Lost in Space, directed by Stephen Hopkins, is just too silly for words. In yet another cinematic updating of a long-forgotten TV series, William Hurt plays Professor John Robinson, a scientist who has been chosen to emigrate with his family to the planet Alpha Prime, which is ten years in a fast spaceship away, but which offers what may be the universe’s only chance for mankind to plant an extraterrestrial colony which will preserve human life after the earth becomes uninhabitable two decades hence (it is 2028). That “earth’s resources are limited” we all know, but although schoolchildren are told that recycling will make everything, the truth is that “recycling came too late.” Robinson has invented a method of traveling in hyperspace which will cut years off the journey, but he has to install “gates” in hyperspace or anyone traveling there could end up anywhere in the galaxy. He and the family will be cryogenically frozen in “suspended animation” on the outward journey.

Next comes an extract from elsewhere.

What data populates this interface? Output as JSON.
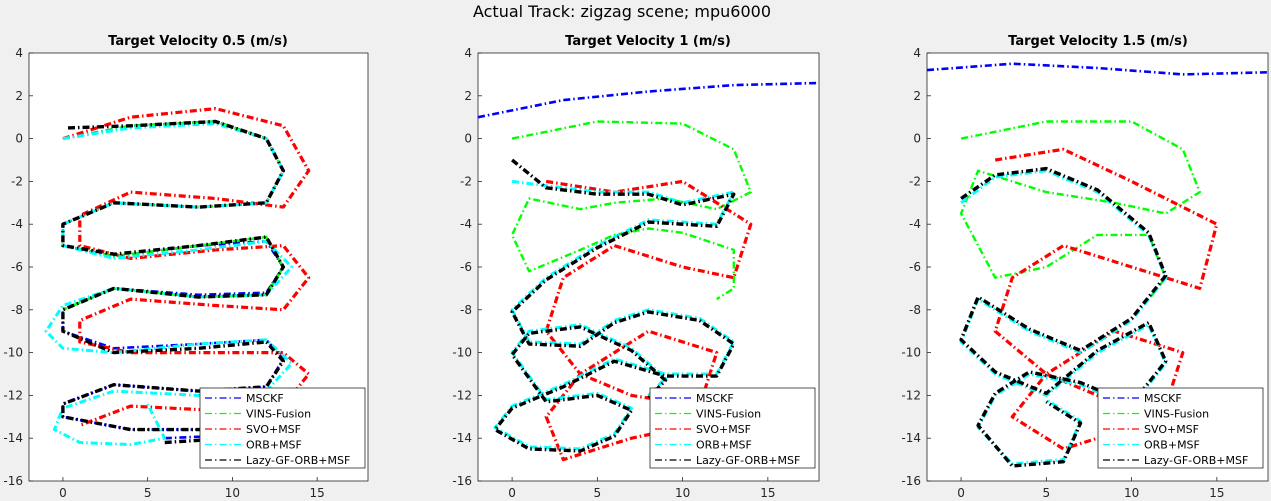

He is a workaholic and neglects his bratty and resentful kids. He misses a science fair where his ten year old son, Will (Jack Johnson) wins first prize again—with “that crazy idea he’s got about a time machine.” Bratty daughter Penny (Lacey Chabert) sounds as if she is breathing helium. Oldest daughter, Judy (Heather Graham) is brainbox doctor. Mom Maureen (Mimi Rogers) is also a scientist of some kind. But Will is obviously the genius in the family. A spy representing “The Global Sedition,” a terrorist gang whose aims are completely obscure, kills the Robinsons’ selected space pilot, and they have to draft in a space fighter pilot called Don West (Matt LeBlanc). Major West resents his duty with the autopiloted Robinson ship and calls it baby-sitting. “Eight years of flight training, fifty combat missions, just so I can take the family camper on an interstellar picnic,” but Dr Smith (Gary Oldman) a stowaway from TGS is on board. . .

Verbal sparring between the comely Judy and Major West, who is cocky and self-assured and regularly disobeys the orders of his superiors, hint at what is to come. So does Will’s science project and the fact that only he among these highly educated adult technophiles knows how to tame the robot which, having been surreptitiously re-programmed, has run amok. “Destroy Jupiter 2! Destroy Robinson family!” it says in its machine voice, and Will stops it by saying “Stop!” Nobody else seems to have thought of that. It’s easy being a genius when you know how. When the robot rampage is halted, the family discover Smith and take him prisoner. What to do with this evil killer with whom they find themselves closeted millions of miles from home? “ Smith could still hurt us,” says Dad. “Maybe we shouldn’t let him live.” But wise and good Maureen the moralist gently asks: “How can we bring civilization to the stars if we can’t stay civilized?”

Only in the movies, folks, could such foolhardy cant be intended to look not only remotely plausible but also like moral profundity. Nor is Maureen finished teaching her prim little lessons to the less advanced men on board. When Major West and Professor Robinson are having a heated argument about which of them is in command, Maureen appears and scolds them. “Here we are stranded on an alien world and you two guys get into a pissing contest?” She reproves them for being typical men and tells them if they don’t cut it out she will have them both arrested by her daughter the doctor and she will take over command. Now, “if you two have finished hosing down the decks with testosterone,” she says firmly, they can get to work to do something useful. Major West whispers, “Wow!”

“Tell me about it,” murmurs Robinson so she can’t hear.

Funny, isn’t it? You travel millions of miles through interstellar space only to find that the little woman’s still got you by the short and curlies. As Major West says to Judy, a workaholic like her father, “If there’s no time for fun, doc, then what are we saving the planet for?”